By the standards of violence in India, these seem to be small incidents. No one has died as yet and no major property damage has occurred. But looking at things this way would be profoundly misleading – for two reasons.

First, all of this is happening in Uttarakhand, a state whose people pride themselves on the lack of violence in their culture – especially in the hills. Mob violence is almost unknown in the hill areas of the state.

Second, as in the rest of India, these appear to be part of a deliberate plan. Whether the Kashmiri trader in Mussoorie or the Muslim boy in Satpuli, someone was tracking their Facebook pages and looking for “objectionable” statements. In every case, having found something “objectionable”, organised groups engaged in what, by any standards, were criminal acts – burning goods, breaking shops and beating up people. But there is no reported action from the government, nor any statement from any senior official or minister, about this violence. From the news coverage, it does not seem that any cases were filed against those responsible. The only police investigations reported are against those targeted by the violence (incidents like that in Chamba, for instance, would almost certainly have never led to judicial custody or a bazaar shutdown if the accused were Hindus). Indeed, even pending police cases from earlier years – like those against BJP leaders accused of involvement in the 2011 Rudrapur riots, where three people died – are now being quietly dropped.

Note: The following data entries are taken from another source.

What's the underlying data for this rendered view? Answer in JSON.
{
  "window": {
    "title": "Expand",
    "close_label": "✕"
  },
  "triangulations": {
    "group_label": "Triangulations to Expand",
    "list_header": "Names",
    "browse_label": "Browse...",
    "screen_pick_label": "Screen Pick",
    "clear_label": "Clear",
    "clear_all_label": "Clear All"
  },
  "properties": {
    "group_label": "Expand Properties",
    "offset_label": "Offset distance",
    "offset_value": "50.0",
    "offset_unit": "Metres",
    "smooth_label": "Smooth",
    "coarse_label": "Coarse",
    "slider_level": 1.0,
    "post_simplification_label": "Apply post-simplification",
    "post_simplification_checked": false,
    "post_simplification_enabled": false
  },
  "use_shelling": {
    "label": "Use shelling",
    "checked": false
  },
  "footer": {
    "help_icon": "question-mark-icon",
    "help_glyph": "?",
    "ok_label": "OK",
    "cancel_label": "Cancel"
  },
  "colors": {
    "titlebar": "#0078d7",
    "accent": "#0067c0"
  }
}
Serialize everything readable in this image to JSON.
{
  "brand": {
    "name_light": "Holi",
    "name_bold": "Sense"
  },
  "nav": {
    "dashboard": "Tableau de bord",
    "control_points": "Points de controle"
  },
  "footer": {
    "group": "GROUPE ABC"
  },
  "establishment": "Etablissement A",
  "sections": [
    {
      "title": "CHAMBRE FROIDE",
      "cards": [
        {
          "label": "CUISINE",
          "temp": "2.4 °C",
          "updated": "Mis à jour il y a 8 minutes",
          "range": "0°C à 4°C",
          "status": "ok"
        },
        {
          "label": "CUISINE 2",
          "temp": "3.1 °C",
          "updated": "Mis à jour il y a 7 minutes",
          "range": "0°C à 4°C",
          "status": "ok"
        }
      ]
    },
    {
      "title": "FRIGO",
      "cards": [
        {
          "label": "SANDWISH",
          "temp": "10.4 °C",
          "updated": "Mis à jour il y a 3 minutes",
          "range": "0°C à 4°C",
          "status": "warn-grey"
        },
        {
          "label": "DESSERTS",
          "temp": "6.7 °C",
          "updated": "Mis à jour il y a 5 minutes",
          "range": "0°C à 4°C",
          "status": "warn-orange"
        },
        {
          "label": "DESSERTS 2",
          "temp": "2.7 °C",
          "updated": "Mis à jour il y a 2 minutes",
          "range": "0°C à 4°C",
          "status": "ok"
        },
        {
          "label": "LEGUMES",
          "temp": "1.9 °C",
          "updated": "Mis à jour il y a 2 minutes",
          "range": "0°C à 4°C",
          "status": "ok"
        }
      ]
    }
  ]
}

Prime Minister Narendra Modi addressing a pre-election rally in Uttarakhand. Credit: Twitter/Uttarakhand BJP

Prime Minister Narendra Modi addressing a pre-election rally in Uttarakhand. Credit: Twitter/Uttarakhand BJP

Ostensibly “neutral” media coverage of these incidents then makes the situation worse. No major outlet investigated, for instance, what the “objectionable” photo posted in Satpuli actually was. One alleged copy being circulated among reporters consisted only of the “Not in My Name” protests’ logo superimposed on an “I am Uttarakhandi” social media meme, which happened to contain a picture of the Kedarnath temple; this is hardly anything “objectionable”. Given the lack of investigation, however, the Bajrang Dal’s accusation is implicitly assumed to be true. Meanwhile WhatsApp messages are being circulated that talk of “love jihad”, Kashmiri perfidy and conspiracies to destroy Hinduism. As I was writing this, I received yet another example – a message talking about the Chamba incident as organised “love jihad”, saying that “today, we have shut down the bazaar in Chamba” in protest, but all Uttarakhandis should protect their “sisters and daughters” from the “love jihad conspiracy.”

By continuously engineering such incidents, the Hindutva organisations give the impression that the Hindu faith is constantly being insulted and attacked. The attitude of the government then sends the message that hate crimes and mob violence will be tolerated and even seen as justified. Of course, that is the fundamental problem. It is this message of impunity that eventually leads to lynchings and massacres.

Reacting to this trend, recently social movements and the state’s opposition parties jointly staged a protest and a convention calling for the rule of law to be restored, and legal action to be taken against anyone engaging in violence in the state. They have announced further plans in this regard, including another protest on September 23.

Such opposition can’t come soon enough.